Le Maroc a la possibilité d'élaborer sa propre politique culturelle où le facteur clé devrait être la culture et non pas uniquement l'économie. Je ne veux pas dire que les activistes et les opérateurs de la culture doivent travailler gratuitement, mais si nous ne tenons compte que des termes commerciaux et économiques, la culture restera présente que dans les grandes villes et les zones rurales et les petites villes continueront à être isolées dans tous les sens. D'autre part, comme le gouvernement central ne connaît pas la réalité du pays, un partenariat entre les gouvernements régionaux et les activistes de la culture est nécessaire (il était très important le travail qui faisait l’association Racines en rassemblant autorités, fonctionnaires et acteurs culturels dans toutes les régions), tout en maintenant plusieurs niveaux d'interaction avec la population; musées, événements (biennales, foires d'art), galeries d'art, centres culturels indépendants, associations… (sans oublier que la véritable création artistique réside dans les petites structures indépendantes plutôt que dans les musées).

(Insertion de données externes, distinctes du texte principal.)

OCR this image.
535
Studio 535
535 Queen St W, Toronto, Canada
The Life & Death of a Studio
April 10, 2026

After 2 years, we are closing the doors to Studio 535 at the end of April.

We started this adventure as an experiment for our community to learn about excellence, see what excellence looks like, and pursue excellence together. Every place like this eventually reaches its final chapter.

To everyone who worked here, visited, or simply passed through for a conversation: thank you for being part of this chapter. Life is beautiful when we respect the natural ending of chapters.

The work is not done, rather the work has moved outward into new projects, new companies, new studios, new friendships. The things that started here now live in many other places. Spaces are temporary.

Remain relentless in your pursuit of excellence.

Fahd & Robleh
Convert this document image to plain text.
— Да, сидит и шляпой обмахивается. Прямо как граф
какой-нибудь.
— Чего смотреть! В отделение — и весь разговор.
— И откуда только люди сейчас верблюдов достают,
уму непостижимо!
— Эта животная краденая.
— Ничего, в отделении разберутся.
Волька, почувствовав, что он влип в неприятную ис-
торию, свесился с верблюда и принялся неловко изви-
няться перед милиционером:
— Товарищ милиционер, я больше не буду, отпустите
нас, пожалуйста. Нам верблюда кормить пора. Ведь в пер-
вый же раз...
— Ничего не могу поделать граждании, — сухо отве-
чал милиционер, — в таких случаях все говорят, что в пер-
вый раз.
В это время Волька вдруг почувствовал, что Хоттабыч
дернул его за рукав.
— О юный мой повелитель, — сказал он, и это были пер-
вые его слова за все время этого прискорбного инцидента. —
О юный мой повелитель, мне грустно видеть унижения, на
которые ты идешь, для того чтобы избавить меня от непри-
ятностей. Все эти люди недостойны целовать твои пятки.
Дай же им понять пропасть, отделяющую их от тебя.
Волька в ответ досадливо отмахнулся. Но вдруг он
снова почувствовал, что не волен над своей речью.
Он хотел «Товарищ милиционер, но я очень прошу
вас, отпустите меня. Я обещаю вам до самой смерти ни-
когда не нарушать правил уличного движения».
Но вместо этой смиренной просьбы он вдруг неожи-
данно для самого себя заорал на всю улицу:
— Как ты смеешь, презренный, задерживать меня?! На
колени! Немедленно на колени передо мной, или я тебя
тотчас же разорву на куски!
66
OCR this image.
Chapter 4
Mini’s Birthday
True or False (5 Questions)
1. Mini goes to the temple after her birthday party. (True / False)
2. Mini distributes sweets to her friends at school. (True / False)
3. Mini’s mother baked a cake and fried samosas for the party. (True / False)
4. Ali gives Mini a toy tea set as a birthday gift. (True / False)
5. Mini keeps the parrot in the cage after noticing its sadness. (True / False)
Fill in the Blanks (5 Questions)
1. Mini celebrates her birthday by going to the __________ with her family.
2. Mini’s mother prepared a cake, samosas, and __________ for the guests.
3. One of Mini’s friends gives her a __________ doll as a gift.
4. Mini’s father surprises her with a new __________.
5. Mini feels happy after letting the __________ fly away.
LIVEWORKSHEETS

Le problème se pose lorsqu'il n'y a même pas d'administration culturelle régionale et que les artistes et les activistes doivent respecter leurs engagements vis-à-vis de la société, de leur quartiers ou de leur villages, sans soutien financier jusqu'à ce que les gouvernements régionaux fonctionnent pleinement. Nous pouvons nous plaindre de l'absence de politique culturelle, mais nous ne pouvons pas abandonner les jeunes, pas en ces temps qui courent.

 

être un artiste au Maroc

L'une des discussions les plus courantes parmi les artistes contemporains au Maroc est la difficulté de se gagner la vie en faisant de l’art, ce qui amène de nombreux artistes à abandonner l'idée de commencer, ou de poursuivre, leur propre carrière artistique. Il est vrai que le manque de politiques culturelles ou le désintérêt (supposé) de la société pour les cultures contemporaines sont des obstacles difficiles à surmonter, néanmoins, je pense qu’il existe d’autres problèmes sous-jacents auxquels les artistes marocains sont confrontés et qui dépendent de leur positionnement par rapport à la société dans laquelle ils vivent, une société sujette à de multiples contradictions, tout comme les artistes. Ils doivent résoudre leurs propres dilemmes, traumatismes, pressions, contradictions, rêves… et en même temps, ils doivent créer de l’art et gagner de l'argent pour survivre. Peu de gens réalisent qu’ils doivent d’abord se lancer dans une quête sur leur identité, en tant que citoyens, en tant qu’artistes et en tant que personnes, parfois c’est une recherche pénible, même incompréhensible de la part de leur famille, de leurs amis et de leurs collègues, mais cette quête peut fournir des outils et des indices multiples et inattendus pour développer leurs œuvres en tant qu’artistes vivant et travaillant en Afrique du Nord.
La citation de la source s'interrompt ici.